Peter Verheijen

My personal blog

10 May 26

Post-Mortems and Building a Learning Culture

When incidents happen, organizations often default to finding out who made the mistake. While understandable, this usually leads to the wrong conversations. In complex engineering environments, failures are rarely caused by a single person. More often, incidents emerge from a combination of unclear ownership, missing safeguards, communication gaps, operational pressure, and technical complexity.

A good post-mortem should focus on learning, not blame.

If people are afraid of being punished for mistakes, they naturally become more defensive. Information starts moving slower, uncertainty gets hidden, and teams become less likely to escalate issues early. Over time, this creates fragile organizations where small problems can quietly grow into larger incidents.

At the core, most people want to do good work and contribute positively.

With that in mind, building a healthy engineering culture often comes down to the following:

  1. Psychological Safety
  2. Accountability
  3. Continuous Improvement

These concepts are not opposites. In fact, strong accountability usually requires psychological safety first. People are far more willing to take ownership when they know the goal is improvement rather than punishment.

Focus on Systems, Not Individuals

One of the most valuable mindset shifts during a post-mortem is changing the question from:

“Who caused this?”

to:

“Why did this make sense at the time?”

That question tends to uncover the real problems underneath the surface.

Maybe documentation was unclear. Maybe ownership was ambiguous. Maybe monitoring failed to detect the issue early enough. Maybe deployment processes relied too heavily on manual actions. Maybe people were operating under time pressure with incomplete information.

People operate within systems. If mistakes are easy to make repeatedly, the system itself probably needs improvement.

A potential approach for running effective post-mortems is to focus on the following, in this order:

  1. Understanding
  2. Alignment
  3. Action

Start by building a shared understanding of what happened. From there, align on contributing factors and lessons learned. Finally, translate those lessons into concrete actions that improve the system moving forward.

Psychological Safety Enables Faster Learning

Teams that feel safe communicating openly tend to resolve incidents faster and learn more effectively from them.

People should feel comfortable saying:

“I think something is wrong.”

before an issue escalates into something larger.

This is especially important in fast-moving engineering environments where complexity grows quickly across infrastructure, software, and organizational boundaries.

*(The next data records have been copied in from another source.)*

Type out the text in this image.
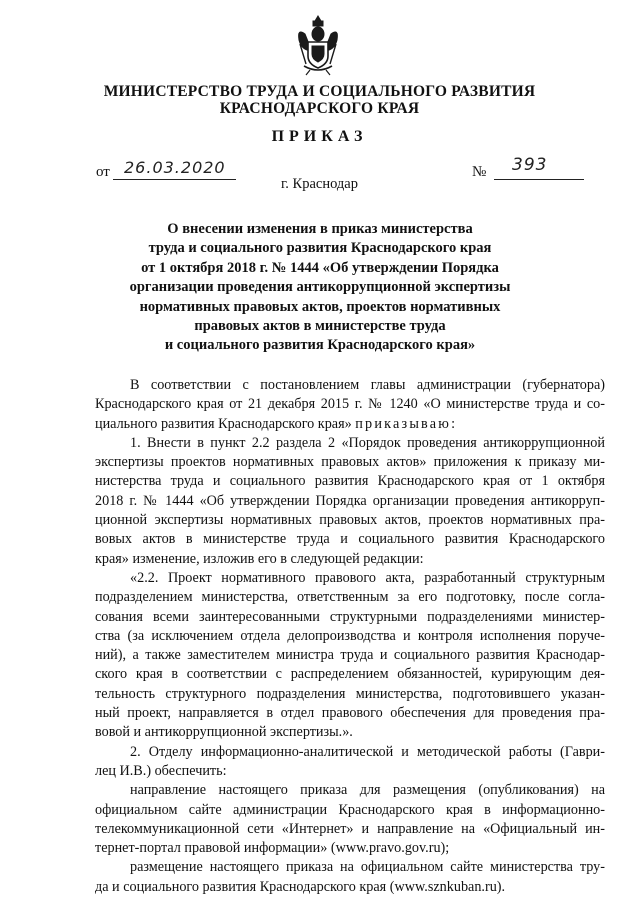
МИНИСТЕРСТВО ТРУДА И СОЦИАЛЬНОГО РАЗВИТИЯ
КРАСНОДАРСКОГО КРАЯ
ПРИКАЗ
от 26.03.2020	№ 393
г. Краснодар
О внесении изменения в приказ министерства
труда и социального развития Краснодарского края
от 1 октября 2018 г. № 1444 «Об утверждении Порядка
организации проведения антикоррупционной экспертизы
нормативных правовых актов, проектов нормативных
правовых актов в министерстве труда
и социального развития Краснодарского края»

В соответствии с постановлением главы администрации (губернатора)
Краснодарского края от 21 декабря 2015 г. № 1240 «О министерстве труда и со-
циального развития Краснодарского края» приказываю:

1. Внести в пункт 2.2 раздела 2 «Порядок проведения антикоррупционной
экспертизы проектов нормативных правовых актов» приложения к приказу ми-
нистерства труда и социального развития Краснодарского края от 1 октября
2018 г. № 1444 «Об утверждении Порядка организации проведения антикорруп-
ционной экспертизы нормативных правовых актов, проектов нормативных пра-
вовых актов в министерстве труда и социального развития Краснодарского
края» изменение, изложив его в следующей редакции:

«2.2. Проект нормативного правового акта, разработанный структурным
подразделением министерства, ответственным за его подготовку, после согла-
сования всеми заинтересованными структурными подразделениями министер-
ства (за исключением отдела делопроизводства и контроля исполнения поруче-
ний), а также заместителем министра труда и социального развития Краснодар-
ского края в соответствии с распределением обязанностей, курирующим дея-
тельность структурного подразделения министерства, подготовившего указан-
ный проект, направляется в отдел правового обеспечения для проведения пра-
вовой и антикоррупционной экспертизы.».

2. Отделу информационно-аналитической и методической работы (Гаври-
лец И.В.) обеспечить:

направление настоящего приказа для размещения (опубликования) на
официальном сайте администрации Краснодарского края в информационно-
телекоммуникационной сети «Интернет» и направление на «Официальный ин-
тернет-портал правовой информации» (www.pravo.gov.ru);

размещение настоящего приказа на официальном сайте министерства тру-
да и социального развития Краснодарского края (www.sznkuban.ru).
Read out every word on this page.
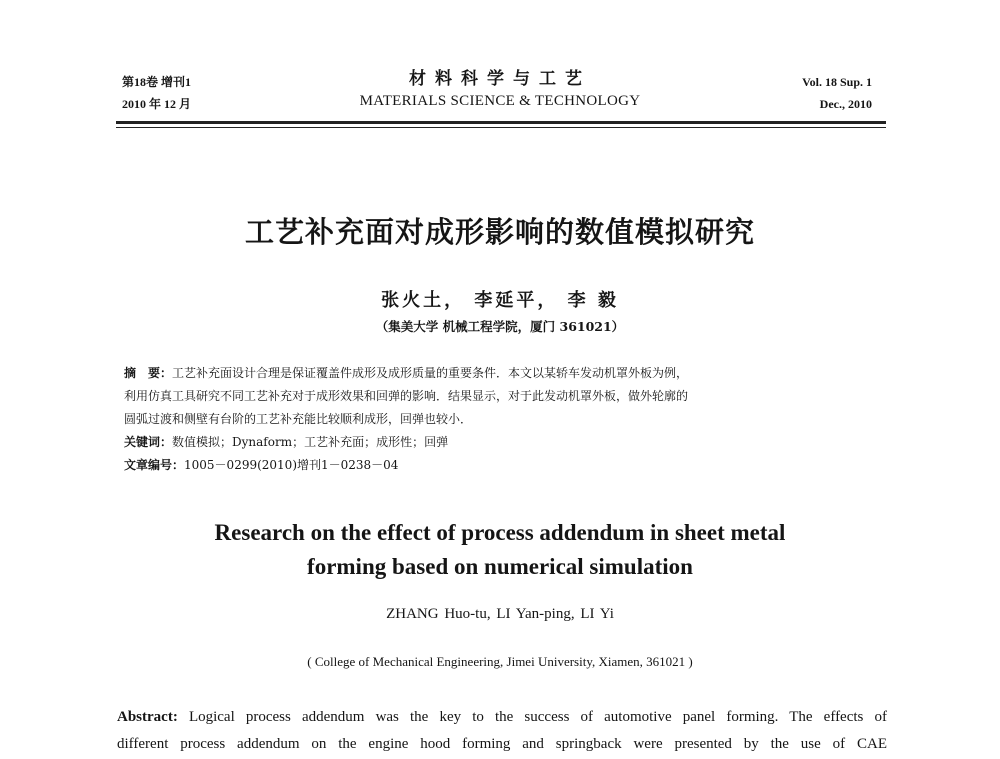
第18卷 增刊1
2010 年 12 月
材料科学与工艺
MATERIALS SCIENCE & TECHNOLOGY
Vol. 18 Sup. 1
Dec., 2010
工艺补充面对成形影响的数值模拟研究
张火土， 李延平， 李 毅
（集美大学 机械工程学院，厦门 361021）
摘　要：工艺补充面设计合理是保证覆盖件成形及成形质量的重要条件．本文以某轿车发动机罩外板为例，
利用仿真工具研究不同工艺补充对于成形效果和回弹的影响．结果显示，对于此发动机罩外板，做外轮廓的
圆弧过渡和侧壁有台阶的工艺补充能比较顺利成形，回弹也较小．
关键词：数值模拟；Dynaform；工艺补充面；成形性；回弹
文章编号：1005－0299(2010)增刊1－0238－04
Research on the effect of process addendum in sheet metal
forming based on numerical simulation
ZHANG Huo-tu, LI Yan-ping, LI Yi
( College of Mechanical Engineering, Jimei University, Xiamen, 361021 )
Abstract: Logical process addendum was the key to the success of automotive panel forming. The effects of
different process addendum on the engine hood forming and springback were presented by the use of CAE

Early escalation and transparent communication are often the difference between a minor issue and a major outage.

At the same time, blameless does not mean accountability-free. Teams should absolutely discuss decisions, assumptions, trade-offs, and execution. The difference is that the discussion stays constructive and focused on improving systems rather than attacking individuals.

Follow-Through Matters More Than the Document

One of the biggest pitfalls with post-mortems is treating the document itself as the final outcome.

The real value comes from the improvements that happen afterwards.

Strong engineering organizations use incidents as opportunities to improve:

  • Automation
  • Monitoring
  • Documentation
  • Ownership clarity
  • Deployment processes
  • Communication paths
  • Operational playbooks

Over time, these small improvements compound into more resilient systems and healthier teams.

Final Thoughts

Incidents are inevitable in complex systems. What matters most is how organizations respond to them.

Good post-mortems build trust, improve collaboration, and help teams continuously learn from failure. When done well, they create an environment where people can move faster, communicate openly, and improve together over time.